Ministers expect all schools to have their budgets set centrally under a national funding formula by 2027-28, a consultation published today states.
The Department for Education consultation sets out detailed plans for the long-awaited move to a “direct” funding formula for schools, under which funding allocations for individual schools will be determined centrally, without much local adjustment.
The department hopes that it may be able to move to the full national funding formula (NFF) “sooner” than 2027-28 - “but not later”.
The DfE has also said today that it is “not setting a definitive final ‘end date’ at which the direct NFF will be implemented”, due to the importance of continuing to be “guided by the impact of the initial transition towards the direct NFF, before deciding on the further pace of change”.

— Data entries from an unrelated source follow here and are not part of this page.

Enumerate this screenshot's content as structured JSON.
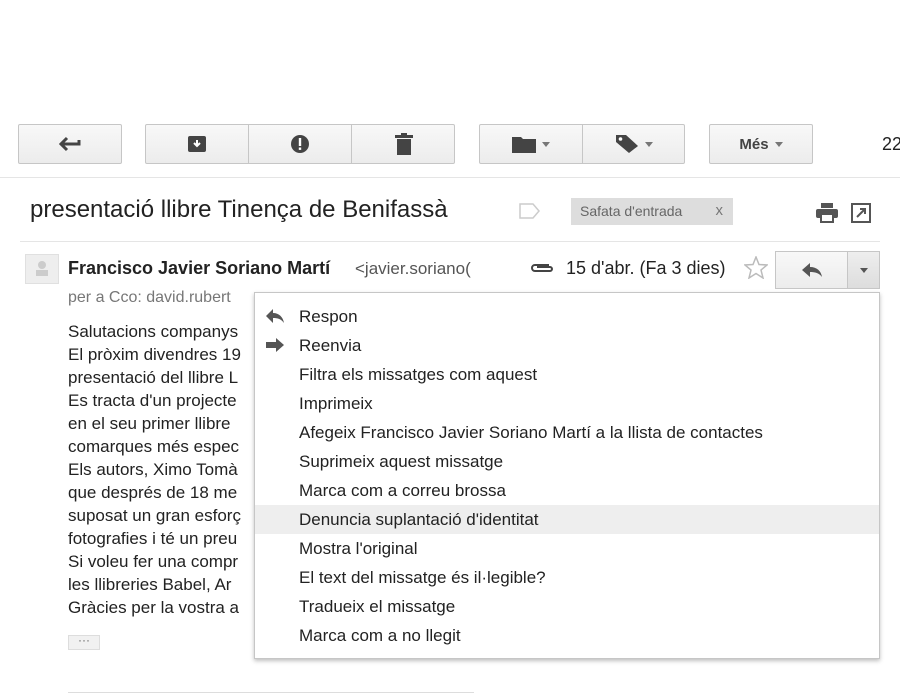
{
  "toolbar": {
    "more_label": "Més",
    "count_partial": "22"
  },
  "message": {
    "subject": "presentació llibre Tinença de Benifassà",
    "label": "Safata d'entrada",
    "label_close": "x",
    "sender_name": "Francisco Javier Soriano Martí",
    "sender_email": "<javier.soriano(",
    "date": "15 d'abr. (Fa 3 dies)",
    "recipients": "per a Cco: david.rubert",
    "body_lines": [
      "Salutacions companys",
      "El pròxim divendres 19",
      "presentació del llibre L",
      "Es tracta d'un projecte",
      "en el seu primer llibre",
      "comarques més espec",
      "Els autors, Ximo Tomà",
      "que després de 18 me",
      "suposat un gran esforç",
      "fotografies i té un preu",
      "Si voleu fer una compr",
      "les llibreries Babel, Ar",
      "Gràcies per la vostra a"
    ],
    "ellipsis": "···"
  },
  "menu": {
    "items": [
      {
        "label": "Respon",
        "icon": "reply-icon"
      },
      {
        "label": "Reenvia",
        "icon": "forward-icon"
      },
      {
        "label": "Filtra els missatges com aquest"
      },
      {
        "label": "Imprimeix"
      },
      {
        "label": "Afegeix Francisco Javier Soriano Martí a la llista de contactes"
      },
      {
        "label": "Suprimeix aquest missatge"
      },
      {
        "label": "Marca com a correu brossa"
      },
      {
        "label": "Denuncia suplantació d'identitat",
        "highlighted": true
      },
      {
        "label": "Mostra l'original"
      },
      {
        "label": "El text del missatge és il·legible?"
      },
      {
        "label": "Tradueix el missatge"
      },
      {
        "label": "Marca com a no llegit"
      }
    ]
  }
}
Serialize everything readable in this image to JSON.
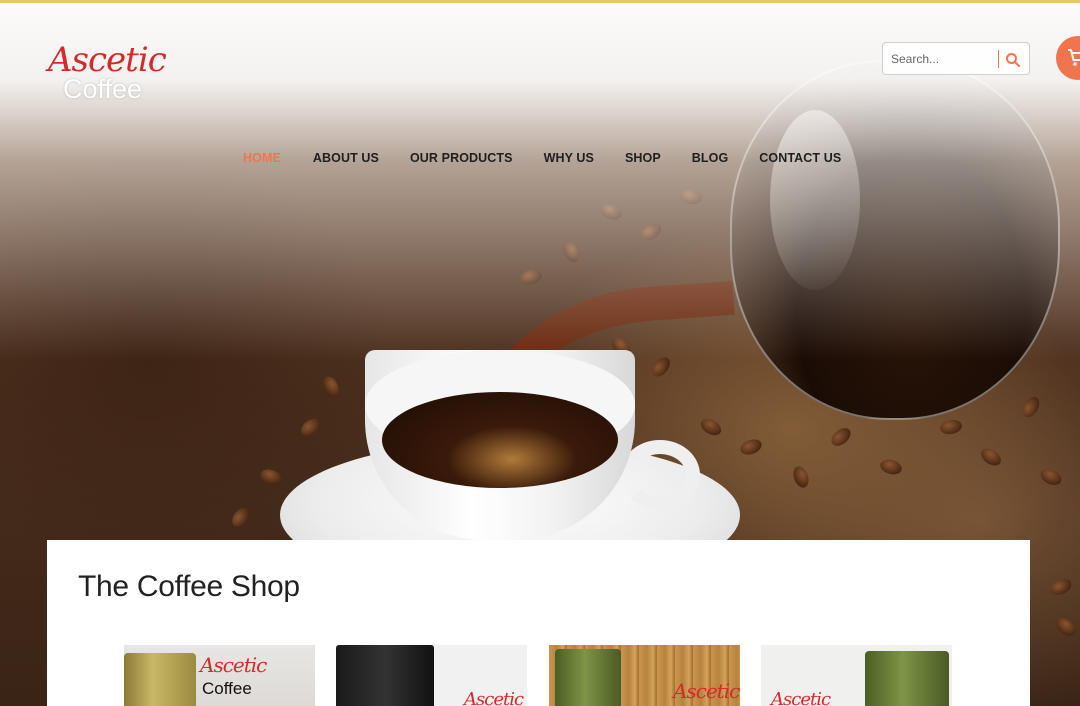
{
  "brand": {
    "logo_top": "Ascetic",
    "logo_bottom": "Coffee"
  },
  "search": {
    "placeholder": "Search..."
  },
  "cart": {
    "icon": "cart-icon"
  },
  "nav": {
    "items": [
      {
        "label": "HOME",
        "active": true
      },
      {
        "label": "ABOUT US"
      },
      {
        "label": "OUR PRODUCTS"
      },
      {
        "label": "WHY US"
      },
      {
        "label": "SHOP"
      },
      {
        "label": "BLOG"
      },
      {
        "label": "CONTACT US"
      }
    ]
  },
  "content": {
    "title": "The Coffee Shop",
    "products": [
      {
        "brand_script": "Ascetic",
        "brand_word": "Coffee"
      },
      {
        "brand_script": "Ascetic"
      },
      {
        "brand_script": "Ascetic"
      },
      {
        "brand_script": "Ascetic"
      }
    ]
  },
  "colors": {
    "accent": "#f0744d",
    "logo_red": "#d42a2a",
    "nav_text": "#1f1f1f"
  }
}
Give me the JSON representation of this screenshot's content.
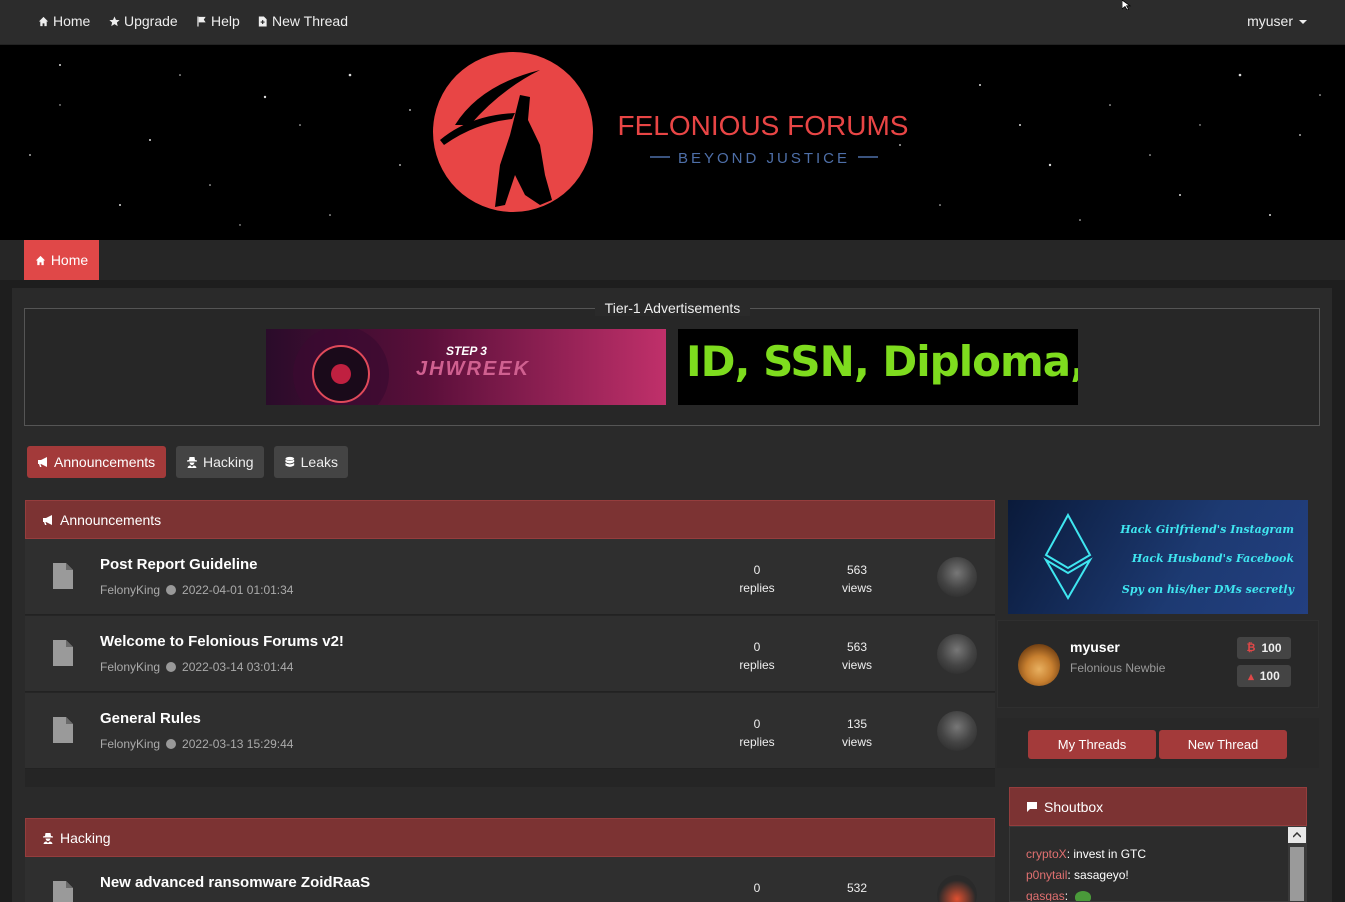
{
  "topnav": {
    "items": [
      {
        "label": "Home",
        "icon": "home-icon"
      },
      {
        "label": "Upgrade",
        "icon": "star-icon"
      },
      {
        "label": "Help",
        "icon": "flag-icon"
      },
      {
        "label": "New Thread",
        "icon": "file-plus-icon"
      }
    ],
    "user": "myuser"
  },
  "banner": {
    "title": "FELONIOUS FORUMS",
    "tagline": "BEYOND JUSTICE",
    "accent": "#e84545",
    "tagline_color": "#4e6fa8"
  },
  "breadcrumb": {
    "home_label": "Home"
  },
  "ads": {
    "legend": "Tier-1 Advertisements",
    "ad1_text_top": "STEP 3",
    "ad1_text_main": "JHWREEK",
    "ad2_text": "ID, SSN, Diploma, D"
  },
  "tabs": [
    {
      "label": "Announcements",
      "icon": "megaphone-icon",
      "active": true
    },
    {
      "label": "Hacking",
      "icon": "user-secret-icon",
      "active": false
    },
    {
      "label": "Leaks",
      "icon": "database-icon",
      "active": false
    }
  ],
  "announcements": {
    "title": "Announcements",
    "threads": [
      {
        "title": "Post Report Guideline",
        "author": "FelonyKing",
        "date": "2022-04-01 01:01:34",
        "replies": "0",
        "replies_label": "replies",
        "views": "563",
        "views_label": "views"
      },
      {
        "title": "Welcome to Felonious Forums v2!",
        "author": "FelonyKing",
        "date": "2022-03-14 03:01:44",
        "replies": "0",
        "replies_label": "replies",
        "views": "563",
        "views_label": "views"
      },
      {
        "title": "General Rules",
        "author": "FelonyKing",
        "date": "2022-03-13 15:29:44",
        "replies": "0",
        "replies_label": "replies",
        "views": "135",
        "views_label": "views"
      }
    ]
  },
  "hacking": {
    "title": "Hacking",
    "threads": [
      {
        "title": "New advanced ransomware ZoidRaaS",
        "replies": "0",
        "views": "532"
      }
    ]
  },
  "side_ad": {
    "lines": [
      "Hack Girlfriend's Instagram",
      "Hack Husband's Facebook",
      "Spy on his/her DMs secretly"
    ]
  },
  "profile": {
    "name": "myuser",
    "rank": "Felonious Newbie",
    "btc": "100",
    "rep": "100"
  },
  "buttons": {
    "my_threads": "My Threads",
    "new_thread": "New Thread"
  },
  "shoutbox": {
    "title": "Shoutbox",
    "messages": [
      {
        "user": "cryptoX",
        "text": "invest in GTC"
      },
      {
        "user": "p0nytail",
        "text": "sasageyo!"
      },
      {
        "user": "gasgas",
        "text": ""
      }
    ]
  },
  "colors": {
    "accent": "#e04848",
    "section_header": "#7c3333",
    "button": "#a33a3a"
  }
}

It added: “However, to give a sense of the likely timescales to inform schools’ and local authorities’ planning, we are setting out that we expect to have moved to the direct NFF within the next five years - that is, by the 2027-28 funding year.”
The move to centralised school funding
The NFF has been repeatedly delayed since its announcement in the 2010 White Paper.
It was launched in “soft” form in 2018-19, retaining councils’ flexibility over how individual school budgets were set.
But, in a consultation last summer, the department confirmed its intention to move to a direct funding formula for mainstream schools in which budget allocations were made centrally.
Writing in the consultation document today, schools minister Robin Walker said the commitment to the direct NFF was driven by the department’s desire for a “fair”, “simple and transparent” and “efficient and predictable” formula.
Mr Walker said the move to a direct NFF will support the 2030 target for all children to be taught “in a family of schools, with their school in a strong multi-academy trust or with plans to join or form one”.
Under the current system, multi-academy trusts’ academies can be funded on a different basis if the trust is spread over more than one local authority area.
The consultation states that the direct NFF will ensure that “all academies, and all schools, are funded on a consistent basis, wherever they are in the country”.
Tes has asked the DfE for clarification over whether this means a MAT would still be able to reallocate funds between schools in its trust.
Despite the initial push for a “hard” NFF that would bypass local authorities, today’s consultation allows for a softer and more flexible approach in some aspects; for example, in its approach to growth funding, which pays for short-term increases in pupil numbers and bulge classes.
Here, the DfE found significant variation in the amount of funding a school would receive for a primary bulge class of 30 pupils across different areas of the country in 2022-23.
On average, schools were given £74,000, but due to differences in the way the funding was calculated by local authorities, this ranged from a minimum of £31,000 in Bexley to around £195,000 in Tower Hamlets - “a six-fold difference in the amount of funding made available”.
Today’s consultation, rather than calling for a nationally set system for allocating growth funding, says the department’s “favoured approach” would offer continued flexibility in how local authorities distribute the money, “but with significantly greater consistency than in the current system”.
The legislation for the move to a direct NFF was included as part of the Schools Bill, which was introduced in Parliament on 11 May 2022.